Zum Haushalt der Gemeinde Selfkant

 

Liebe Mitbürgerinnen und Mitbürger,

sehr geehrter Herr Bürgermeister Corsten,

werte Mitarbeiter der Verwaltung,

geschätzte Kolleginnen und Kollegen im Gemeinderat,

meine Damen und Herren der Presse:

 

 

 

Wir begrüßen alle Anwesenden ganz herzlich zu den Haushaltsberatungen 2017. 

Wie bereits im vergangen Jahr, so haben sich PRO Selfkant, SPD und B90/Die Grünen auch dieses Mal wieder dazu entschlossen, die Ergebnisse der Haushaltsberatung gemeinsam vorzustellen.
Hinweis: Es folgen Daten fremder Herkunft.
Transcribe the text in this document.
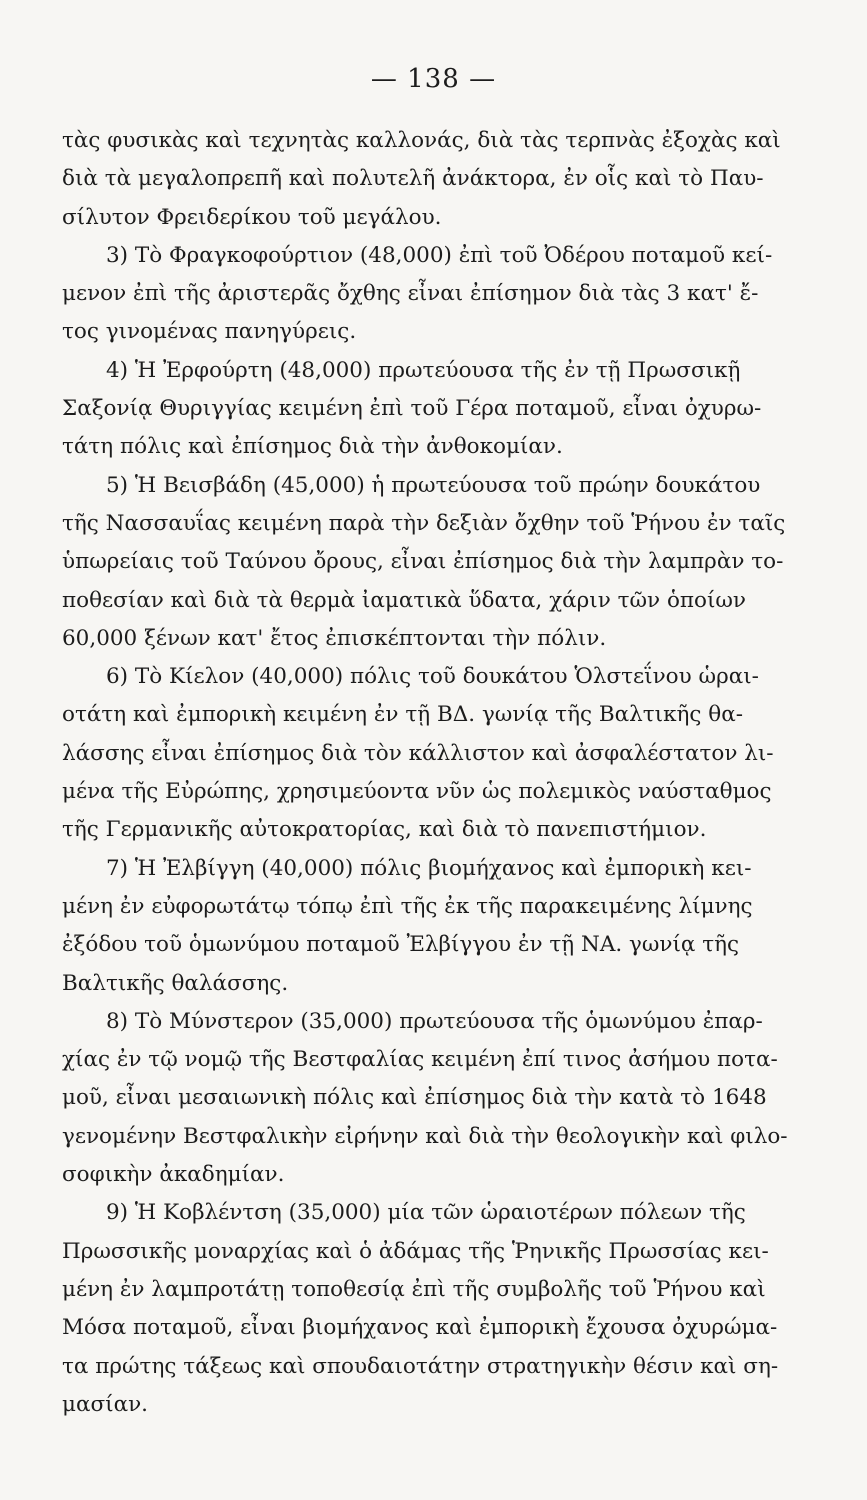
— 138 —
τὰς φυσικὰς καὶ τεχνητὰς καλλονάς, διὰ τὰς τερπνὰς ἐξοχὰς καὶ
διὰ τὰ μεγαλοπρεπῆ καὶ πολυτελῆ ἀνάκτορα, ἐν οἷς καὶ τὸ Παυ-
σίλυτον Φρειδερίκου τοῦ μεγάλου.
3) Τὸ Φραγκοφούρτιον (48,000) ἐπὶ τοῦ Ὀδέρου ποταμοῦ κεί-
μενον ἐπὶ τῆς ἀριστερᾶς ὄχθης εἶναι ἐπίσημον διὰ τὰς 3 κατ' ἔ-
τος γινομένας πανηγύρεις.
4) Ἡ Ἐρφούρτη (48,000) πρωτεύουσα τῆς ἐν τῇ Πρωσσικῇ
Σαξονίᾳ Θυριγγίας κειμένη ἐπὶ τοῦ Γέρα ποταμοῦ, εἶναι ὀχυρω-
τάτη πόλις καὶ ἐπίσημος διὰ τὴν ἀνθοκομίαν.
5) Ἡ Βεισβάδη (45,000) ἡ πρωτεύουσα τοῦ πρώην δουκάτου
τῆς Νασσαυΐας κειμένη παρὰ τὴν δεξιὰν ὄχθην τοῦ Ῥήνου ἐν ταῖς
ὑπωρείαις τοῦ Ταύνου ὄρους, εἶναι ἐπίσημος διὰ τὴν λαμπρὰν το-
ποθεσίαν καὶ διὰ τὰ θερμὰ ἰαματικὰ ὕδατα, χάριν τῶν ὁποίων
60,000 ξένων κατ' ἔτος ἐπισκέπτονται τὴν πόλιν.
6) Τὸ Κίελον (40,000) πόλις τοῦ δουκάτου Ὁλστεΐνου ὡραι-
οτάτη καὶ ἐμπορικὴ κειμένη ἐν τῇ ΒΔ. γωνίᾳ τῆς Βαλτικῆς θα-
λάσσης εἶναι ἐπίσημος διὰ τὸν κάλλιστον καὶ ἀσφαλέστατον λι-
μένα τῆς Εὐρώπης, χρησιμεύοντα νῦν ὡς πολεμικὸς ναύσταθμος
τῆς Γερμανικῆς αὐτοκρατορίας, καὶ διὰ τὸ πανεπιστήμιον.
7) Ἡ Ἐλβίγγη (40,000) πόλις βιομήχανος καὶ ἐμπορικὴ κει-
μένη ἐν εὐφορωτάτῳ τόπῳ ἐπὶ τῆς ἐκ τῆς παρακειμένης λίμνης
ἐξόδου τοῦ ὁμωνύμου ποταμοῦ Ἐλβίγγου ἐν τῇ ΝΑ. γωνίᾳ τῆς
Βαλτικῆς θαλάσσης.
8) Τὸ Μύνστερον (35,000) πρωτεύουσα τῆς ὁμωνύμου ἐπαρ-
χίας ἐν τῷ νομῷ τῆς Βεστφαλίας κειμένη ἐπί τινος ἀσήμου ποτα-
μοῦ, εἶναι μεσαιωνικὴ πόλις καὶ ἐπίσημος διὰ τὴν κατὰ τὸ 1648
γενομένην Βεστφαλικὴν εἰρήνην καὶ διὰ τὴν θεολογικὴν καὶ φιλο-
σοφικὴν ἀκαδημίαν.
9) Ἡ Κοβλέντση (35,000) μία τῶν ὡραιοτέρων πόλεων τῆς
Πρωσσικῆς μοναρχίας καὶ ὁ ἀδάμας τῆς Ῥηνικῆς Πρωσσίας κει-
μένη ἐν λαμπροτάτῃ τοποθεσίᾳ ἐπὶ τῆς συμβολῆς τοῦ Ῥήνου καὶ
Μόσα ποταμοῦ, εἶναι βιομήχανος καὶ ἐμπορικὴ ἔχουσα ὀχυρώμα-
τα πρώτης τάξεως καὶ σπουδαιοτάτην στρατηγικὴν θέσιν καὶ ση-
μασίαν.
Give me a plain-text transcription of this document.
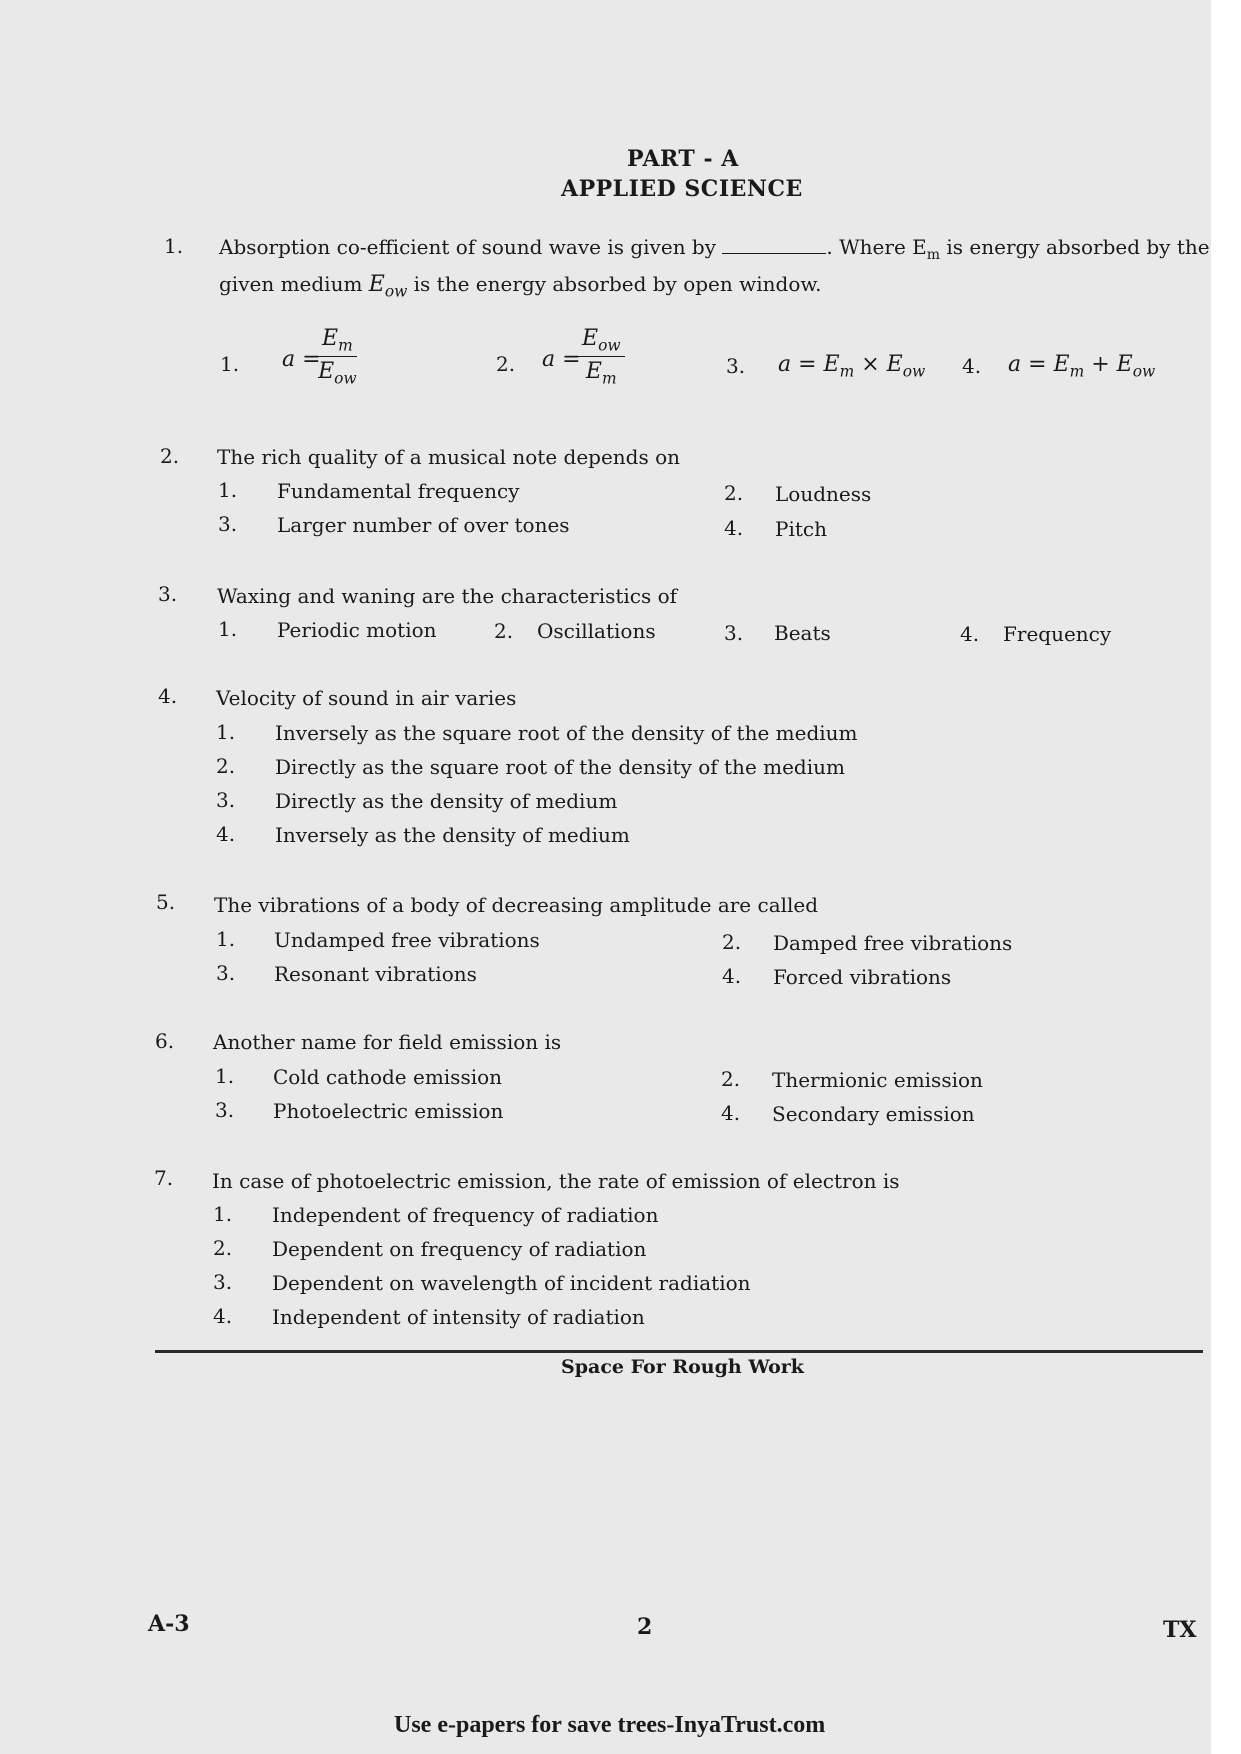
PART - A
APPLIED SCIENCE
1. Absorption co-efficient of sound wave is given by	. Where $E_m$ is energy absorbed by the
given medium $E_{ow}$ is the energy absorbed by open window.
1. a =
$E_m$
$E_{ow}$
2. a =
$E_{ow}$
$E_m$
3. $a = E_m \times E_{ow}$ 4. $a = E_m + E_{ow}$
2. The rich quality of a musical note depends on
1. Fundamental frequency	2. Loudness
3. Larger number of over tones	4. Pitch
3. Waxing and waning are the characteristics of
1. Periodic motion	2. Oscillations	3. Beats	4. Frequency
4. Velocity of sound in air varies
1. Inversely as the square root of the density of the medium
2. Directly as the square root of the density of the medium
3. Directly as the density of medium
4. Inversely as the density of medium
5. The vibrations of a body of decreasing amplitude are called
1. Undamped free vibrations	2. Damped free vibrations
3. Resonant vibrations	4. Forced vibrations
6. Another name for field emission is
1. Cold cathode emission	2. Thermionic emission
3. Photoelectric emission	4. Secondary emission
7. In case of photoelectric emission, the rate of emission of electron is
1. Independent of frequency of radiation
2. Dependent on frequency of radiation
3. Dependent on wavelength of incident radiation
4. Independent of intensity of radiation
Space For Rough Work
A-3	2	TX
Use e-papers for save trees-InyaTrust.com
Wie Sie sehen, geht unsere Zusammenarbeit über Wahlkämpfe weit hinaus.

Um unsere Ergebnisse zu untermauern und die Zuschauerinnen und Zuschauer mit einzubinden, haben wir erneut eine kleine Präsentation zum besseren Verständnis vorbereitet. 

Ein besonderer Dank gilt Ihnen, Herr Wever und ihrem Team in der Kämmerei. Sie haben uns seit 2014 aus dem Dunkel der finanziellen Irrungen und Wirrungen ins Licht der belastbaren Zahlen geführt. Endlich wird der Gemeinderat in die Lage versetzt, nicht mehr nach Planzahlen und Vermutungen im Blindflug zu agieren. Stattdessen können wir uns auf eine lückenlose Historie der Haushaltszahlen stützen. Weiterhin bestehen wir aber auf unsere Forderung aus 2016, dass wir für die Bearbeitung und Beratung des Haushalts sechs Wochen Vorlauf benötigen. Hier fordern wir zukünftig eine entsprechende Berücksichtigung.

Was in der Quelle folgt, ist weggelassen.